Rhythm & Business: God, Money and the Black Vote

By Norman Kelley, Rhythm & Business, 27 Octoer 2004

As the presidential campaign speeds to Election Day, it's interesting to watch Democrats and Republicans jockey to secure the greater share of that crucial black vote. A hot-blooded mixture of conservative religiosity and self-help economics, favored by growing segments of African-American pastors and businesspeople, has become the Republican drumbeat for black America. Meanwhile, Democrats are walking on eggshells. For them, their task is to maintain their hold on black politics by supporting traditional democratic economic programs without isolating a younger generation of independent-thinking, business-savvy African-Americans.

Recently, Alphonso Jackson, Bush's African-American U.S. Secretary of Housing and Urban Development secretary, advised the GOP that it should go after blacks under 40. According to the Associated Press, Jackson argued that Bush's tax-eliminating, pro-business economic policies are better suited for that younger generation of African-Americans. What the Bush administration doesn't advertise about its tax overhaul policy is the way it gives big breaks to the wealthiest Americans, while spreading the burden from the wealthy to the middle class—both white and black.

You can't rise as a class, Jackson said to African-Americans. You have to rise individually. It's what many of the civil rights-era people don't understand. The secretary argued that as long as blacks saw themselves as victims certain black leaders would have a role. By Jackson's calculations, if you vote for a Republican, you're a tough-minded individual. If you vote for a Democrat, then you've been suckered by that party's class warfare rhetoric.

Even more interesting than the GOP reaching out to younger blacks on an economic platform is that party's strengthening coalition with black pastors. The black clergy, a longtime stronghold of Democratic politicians, is rapidly becoming a base of support for the Bush administration and the GOP. Many black pastors agree with Bush's opposition to gay marriage and favor his plan to fund faith-based programs. From nationally renowned pastors like Bishop T.D. Jakes and Boston's Eugene Rivers to a number of reverends leading storefront congregations, a growing number of black pastors are aligning themselves with team Bush.

While African-American pastors have always been interested in economic development, reaching that goal by partnering with the most conservative wings of American politics is new. Rev. Ike, the famed African-American millionaire evangelist, once captured this by saying, One of the best things you can do for the poor is not be one of them.

Now, Rev. Creflo Dollar, an Atlanta-based minister and arguably the most successful black millionaire/evangelist has taken that credo to heart con gusto.

Rev. Dollar is the pastor and CEO of World Changers Church International World Dome. In an Oct. 11 New Yorker magazine profile (Pray and Grow Rich), journalist Kelefa Sanneh listed the assets of his prosperity theology: 340 employees; annual budget of about $80 million; two private planes and two Rolls-Royces (one of which was given to him on Pastor Appreciation Day, which Dollar himself began).

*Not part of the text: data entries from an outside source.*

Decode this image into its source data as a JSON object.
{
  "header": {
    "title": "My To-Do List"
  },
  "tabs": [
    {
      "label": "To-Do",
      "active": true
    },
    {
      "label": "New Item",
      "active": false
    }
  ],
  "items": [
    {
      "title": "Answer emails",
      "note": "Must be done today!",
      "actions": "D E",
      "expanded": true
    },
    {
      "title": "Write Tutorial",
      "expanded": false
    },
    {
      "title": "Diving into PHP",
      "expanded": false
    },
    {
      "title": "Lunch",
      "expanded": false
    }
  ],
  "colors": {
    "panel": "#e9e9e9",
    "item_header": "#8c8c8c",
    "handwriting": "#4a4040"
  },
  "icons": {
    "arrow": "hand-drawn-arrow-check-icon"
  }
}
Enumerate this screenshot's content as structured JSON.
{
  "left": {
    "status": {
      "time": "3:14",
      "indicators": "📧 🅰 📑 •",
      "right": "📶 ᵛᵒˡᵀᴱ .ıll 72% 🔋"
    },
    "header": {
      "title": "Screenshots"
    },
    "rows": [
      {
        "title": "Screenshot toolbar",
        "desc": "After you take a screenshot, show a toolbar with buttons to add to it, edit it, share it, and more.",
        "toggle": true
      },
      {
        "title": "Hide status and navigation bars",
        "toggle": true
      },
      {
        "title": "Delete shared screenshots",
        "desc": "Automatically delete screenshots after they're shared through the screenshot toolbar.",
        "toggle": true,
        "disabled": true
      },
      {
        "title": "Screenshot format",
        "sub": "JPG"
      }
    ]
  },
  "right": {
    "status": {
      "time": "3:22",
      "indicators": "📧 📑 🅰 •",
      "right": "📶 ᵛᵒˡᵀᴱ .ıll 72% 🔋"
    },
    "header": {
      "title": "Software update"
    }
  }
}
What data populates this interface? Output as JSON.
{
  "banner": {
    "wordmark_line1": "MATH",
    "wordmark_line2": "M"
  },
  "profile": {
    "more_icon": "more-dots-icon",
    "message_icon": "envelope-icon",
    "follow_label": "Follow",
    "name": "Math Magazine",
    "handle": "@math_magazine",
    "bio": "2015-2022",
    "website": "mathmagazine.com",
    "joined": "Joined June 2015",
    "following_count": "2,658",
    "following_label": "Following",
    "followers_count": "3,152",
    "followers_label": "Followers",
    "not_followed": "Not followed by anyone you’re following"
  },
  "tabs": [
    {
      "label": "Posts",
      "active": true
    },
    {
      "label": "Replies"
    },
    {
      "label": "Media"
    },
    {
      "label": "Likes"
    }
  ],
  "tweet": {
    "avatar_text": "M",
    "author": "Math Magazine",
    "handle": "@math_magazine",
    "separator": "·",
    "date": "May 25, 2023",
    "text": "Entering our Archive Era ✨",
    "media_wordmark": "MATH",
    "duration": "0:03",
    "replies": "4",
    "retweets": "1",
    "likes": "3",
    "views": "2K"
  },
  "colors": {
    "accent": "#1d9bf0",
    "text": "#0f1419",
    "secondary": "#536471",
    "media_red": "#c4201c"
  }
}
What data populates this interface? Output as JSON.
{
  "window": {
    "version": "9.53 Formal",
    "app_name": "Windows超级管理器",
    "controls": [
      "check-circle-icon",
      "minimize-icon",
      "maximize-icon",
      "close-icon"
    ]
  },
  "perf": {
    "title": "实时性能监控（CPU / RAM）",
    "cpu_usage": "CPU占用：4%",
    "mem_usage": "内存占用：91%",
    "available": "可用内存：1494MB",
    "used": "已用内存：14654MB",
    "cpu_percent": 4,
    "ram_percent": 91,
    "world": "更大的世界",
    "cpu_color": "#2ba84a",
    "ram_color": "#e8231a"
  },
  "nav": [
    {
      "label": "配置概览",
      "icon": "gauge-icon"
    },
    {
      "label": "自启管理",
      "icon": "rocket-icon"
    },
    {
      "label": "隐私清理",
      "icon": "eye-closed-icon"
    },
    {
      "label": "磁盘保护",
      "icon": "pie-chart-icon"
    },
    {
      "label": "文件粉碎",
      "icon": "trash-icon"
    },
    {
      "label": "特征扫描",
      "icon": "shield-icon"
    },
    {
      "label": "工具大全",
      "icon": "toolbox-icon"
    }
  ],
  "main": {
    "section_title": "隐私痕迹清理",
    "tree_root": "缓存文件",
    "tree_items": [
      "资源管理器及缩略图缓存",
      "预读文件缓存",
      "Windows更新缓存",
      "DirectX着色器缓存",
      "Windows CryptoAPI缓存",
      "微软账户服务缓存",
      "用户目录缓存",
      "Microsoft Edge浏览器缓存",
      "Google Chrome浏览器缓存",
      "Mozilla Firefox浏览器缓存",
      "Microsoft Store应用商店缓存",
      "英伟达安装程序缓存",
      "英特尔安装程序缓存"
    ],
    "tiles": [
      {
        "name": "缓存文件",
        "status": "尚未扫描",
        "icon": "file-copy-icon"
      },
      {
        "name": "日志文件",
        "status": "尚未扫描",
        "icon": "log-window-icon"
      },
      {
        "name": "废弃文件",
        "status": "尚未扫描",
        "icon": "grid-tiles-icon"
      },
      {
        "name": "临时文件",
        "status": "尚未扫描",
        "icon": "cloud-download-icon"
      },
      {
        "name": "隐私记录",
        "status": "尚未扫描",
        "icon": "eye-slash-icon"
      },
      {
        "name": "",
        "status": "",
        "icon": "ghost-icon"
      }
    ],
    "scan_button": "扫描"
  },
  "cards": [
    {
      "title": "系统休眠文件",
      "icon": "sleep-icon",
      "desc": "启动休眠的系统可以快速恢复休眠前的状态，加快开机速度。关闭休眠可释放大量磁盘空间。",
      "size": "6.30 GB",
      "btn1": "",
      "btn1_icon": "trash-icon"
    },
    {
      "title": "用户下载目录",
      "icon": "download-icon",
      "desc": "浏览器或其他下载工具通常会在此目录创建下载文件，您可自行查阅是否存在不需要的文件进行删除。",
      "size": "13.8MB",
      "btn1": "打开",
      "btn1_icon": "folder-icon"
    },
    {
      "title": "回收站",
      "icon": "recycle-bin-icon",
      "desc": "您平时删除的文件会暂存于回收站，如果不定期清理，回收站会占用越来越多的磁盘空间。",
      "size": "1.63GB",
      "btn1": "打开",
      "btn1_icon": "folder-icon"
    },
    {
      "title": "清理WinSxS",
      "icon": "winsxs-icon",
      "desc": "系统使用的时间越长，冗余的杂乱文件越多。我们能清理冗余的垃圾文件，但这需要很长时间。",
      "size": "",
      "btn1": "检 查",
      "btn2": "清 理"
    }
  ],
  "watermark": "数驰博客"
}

In this theology, faith and wealth are inevitably intertwined through intercessory prayer. And it seems that Dollar has hit on a winning formula given that his assets and dollar-brand style has won over hip-hoppers. Jermaine Dupri, Ludacris and 50 Cent see him as a hip-hop icon. Why? He's getting paid and that's a core hip-hop value. And Dollar is a slick performer who delivers the goods like any black Alpha male in politics, business or entertainment.

Dollar is a far cry from a Martin Luther King Jr., a minister who died trying to help sanitation workers obtain decent wages. Today, the sons and daughters of such workers would probably be in Dollar's congregation going over debt-canceling scriptures. Interestingly, Dollar (his real name) sends mixed signals with his call for debt-canceling scriptures and his life style of classic conspicuous consumption. And he can afford it because he has a base of suckers, uh, acolytes who are willing to live vicariously through him.

For Dollar, and other ministers like him, a main piece of the Christian mandate is to get rich. That prosperity theology advances itself (and Dollar's bottom line) through videos, books, pamphlets, magazines, television and radio products. In reality, it all fits into the pattern and practice of the Head Negro in Charge syndrome, in which performance, usually by self-aggrandizing individuals, engage in symbolic acts rather than actually solving problems, improving people's lives or helping others improve their situations. The black preacher, conservative or liberal, for better or for worse, is the foundation of African—American political culture. And unfortunately, black preachers are more and more not only the chief repository of the HNIC syndrome, they are also profiting from that position.

All who carry on this syndrome—Al Sharpton, Jesse Jackson, Louis Farrakhan, Russell Simmons, Cornel West, and Dollar—understand that there's a sucker born every minute. And in this election season with the financial stakes so high, you just happen to be standing there with Dollar's hands in your pockets.